Extending 'Guess 2/3 of the Average' Game In game theory, 'Guess $\frac{2}3$ of the Average' is a game where $n$ people are asked to choose a real number between $0$ and $100$ inclusive. The person with the closest answer to $\frac{2}3$ of the average value wins. It can be shown that there is a unique pure strategy Nash equilibrium where everyone picks the number $0$. 
(The reasoning is that the desired number can't be greater than $\frac{2}3 \cdot 100$ so everyone picks between $0$ and $\frac{2}3 \cdot 100$. Then iterate.)
Can we generalize this game. Specifically, say that you survey $n$ people who each pick a real number from a set $S \subset \mathbb{R}$. From their responses, you can form a vector $\vec{v}$ where the $i$ th entry is the $i$ th person's response. 

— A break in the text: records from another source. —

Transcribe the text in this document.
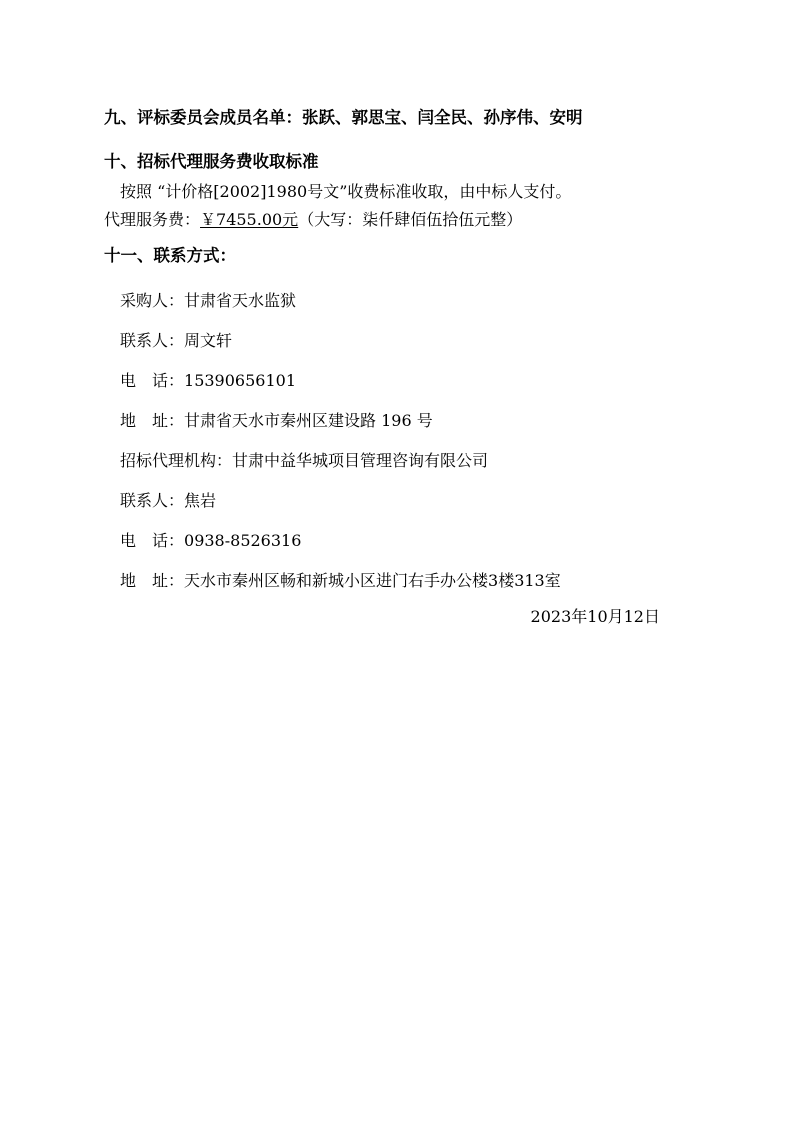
九、评标委员会成员名单：张跃、郭思宝、闫全民、孙序伟、安明
十、招标代理服务费收取标准
按照 “计价格[2002]1980号文”收费标准收取，由中标人支付。
代理服务费：￥7455.00元（大写：柒仟肆佰伍拾伍元整）
十一、联系方式：
采购人：甘肃省天水监狱
联系人：周文轩
电　话：15390656101
地　址：甘肃省天水市秦州区建设路 196 号
招标代理机构：甘肃中益华城项目管理咨询有限公司
联系人：焦岩
电　话：0938-8526316
地　址：天水市秦州区畅和新城小区进门右手办公楼3楼313室
2023年10月12日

Now suppose you have function $f : \mathbb{R}^n \rightarrow \mathbb{R}$ that is known to all of the $n$ people. The person whose value is closest to $f(\vec{v})$ is the winner. What strategy should each of the $n$ people employ?

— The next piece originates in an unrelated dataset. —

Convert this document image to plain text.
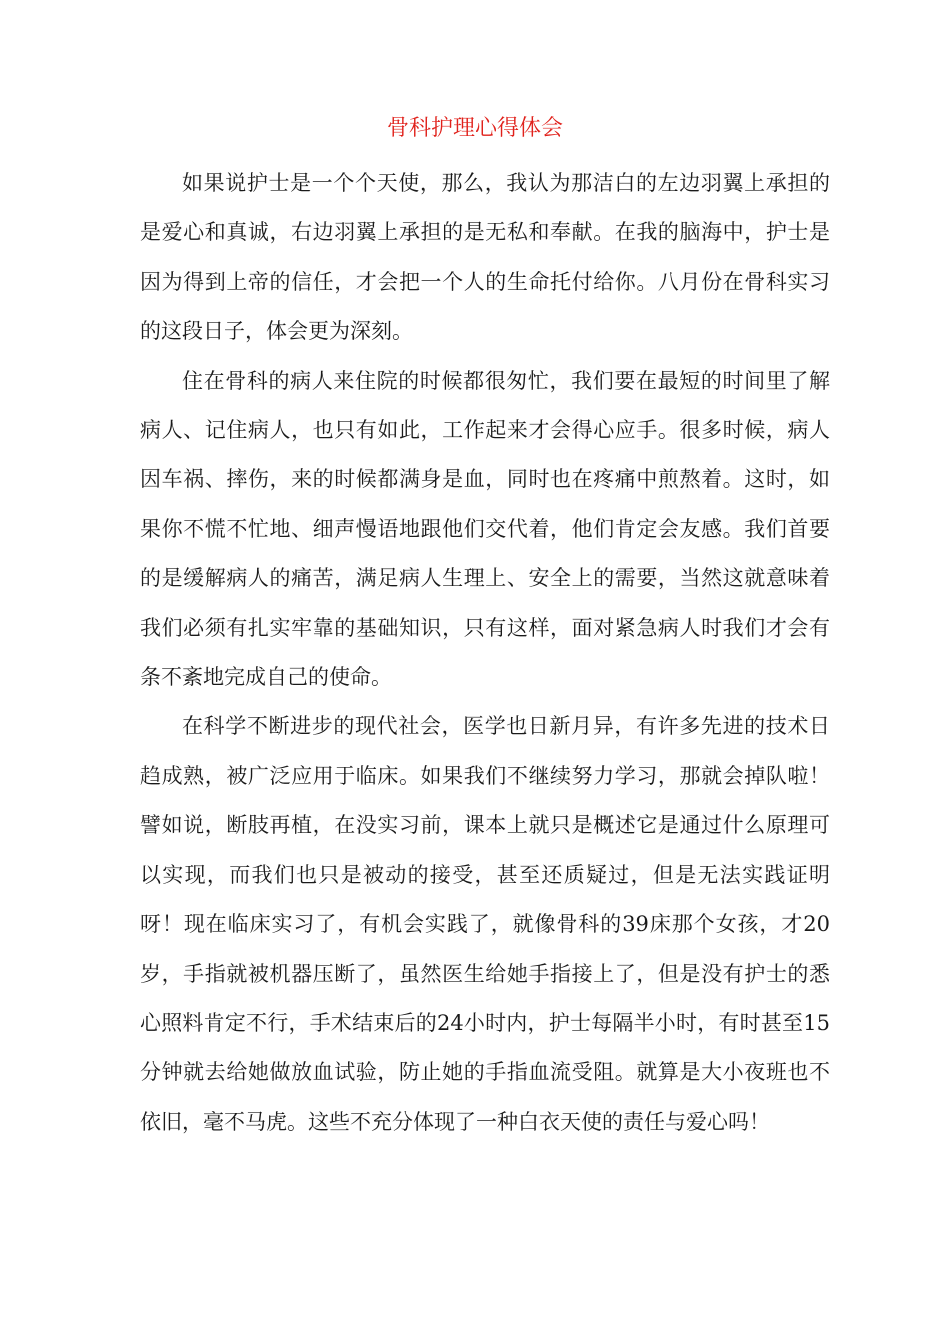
骨科护理心得体会

如果说护士是一个个天使，那么，我认为那洁白的左边羽翼上承担的是爱心和真诚，右边羽翼上承担的是无私和奉献。在我的脑海中，护士是因为得到上帝的信任，才会把一个人的生命托付给你。八月份在骨科实习的这段日子，体会更为深刻。

住在骨科的病人来住院的时候都很匆忙，我们要在最短的时间里了解病人、记住病人，也只有如此，工作起来才会得心应手。很多时候，病人因车祸、摔伤，来的时候都满身是血，同时也在疼痛中煎熬着。这时，如果你不慌不忙地、细声慢语地跟他们交代着，他们肯定会友感。我们首要的是缓解病人的痛苦，满足病人生理上、安全上的需要，当然这就意味着我们必须有扎实牢靠的基础知识，只有这样，面对紧急病人时我们才会有条不紊地完成自己的使命。

在科学不断进步的现代社会，医学也日新月异，有许多先进的技术日趋成熟，被广泛应用于临床。如果我们不继续努力学习，那就会掉队啦！譬如说，断肢再植，在没实习前，课本上就只是概述它是通过什么原理可以实现，而我们也只是被动的接受，甚至还质疑过，但是无法实践证明呀！现在临床实习了，有机会实践了，就像骨科的39床那个女孩，才20岁，手指就被机器压断了，虽然医生给她手指接上了，但是没有护士的悉心照料肯定不行，手术结束后的24小时内，护士每隔半小时，有时甚至15分钟就去给她做放血试验，防止她的手指血流受阻。就算是大小夜班也不依旧，毫不马虎。这些不充分体现了一种白衣天使的责任与爱心吗！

Can we find essentially different functions and sets such that everyone ends up guessing the same number? For example, we could have chosen a different fraction $< 1$ rather than $\frac{2}3$ but in spirit, this is the same example. There are also examples of functions and sets where everyone does not end up picking the same answer. For example, if we restrict the people in our example above to choose only integers, then the strategy is pick $1$ or $0$ depending on what you think the majority of the people will pick.
 A: Lets choose $f: S^n\rightarrow S$ where $S \subset \mathbb{R}$ where for $v \in S^n$ the person who is closest to $f(v)$ wins. 
I think we should say that $f$ is continuous and $S$ is connected, in the 2/3-game $S$ would be $[0,100]$ and $f(x) = \sum_{i=1}^n\frac{2x_i}{3n}$
If this holds a rational player should pick only numbers in $f(S)$. For every number outside of $f(S)$ there is a better pick - Just like its more reasonable to pick 66,6 than it is to pick 70.
Now you take $f(f(S)) =: f^2(S)$ and continue with $f^3(S)$ ... The limit $n \rightarrow \infty$ of $f^n(S)$ gives you the range of numbers a rational player should pick. Although just like in the Guess-2/3-Game in a real world situation not every player is rational, so it might not be the smartest move to be rational.
A: Assume that $S$ is a compact interval $[a,b]$, and consider the "closest point" function $$r(x)=\begin{cases}x;&x\in [a,b]\\a;& x<a\\b;&x>b\end{cases}$$
Now, define $g:S\mapsto S$ as $g(x)=r(f(x,x,\cdots,x))$. If $g$ is continuous, then the Brouwer fixed-point theorem guarantees that everyone can simultaneously win by picking the same value (the fixed point). Note that requiring $g$ to be continuous is a weaker condition than requiring $f$ to be continuous.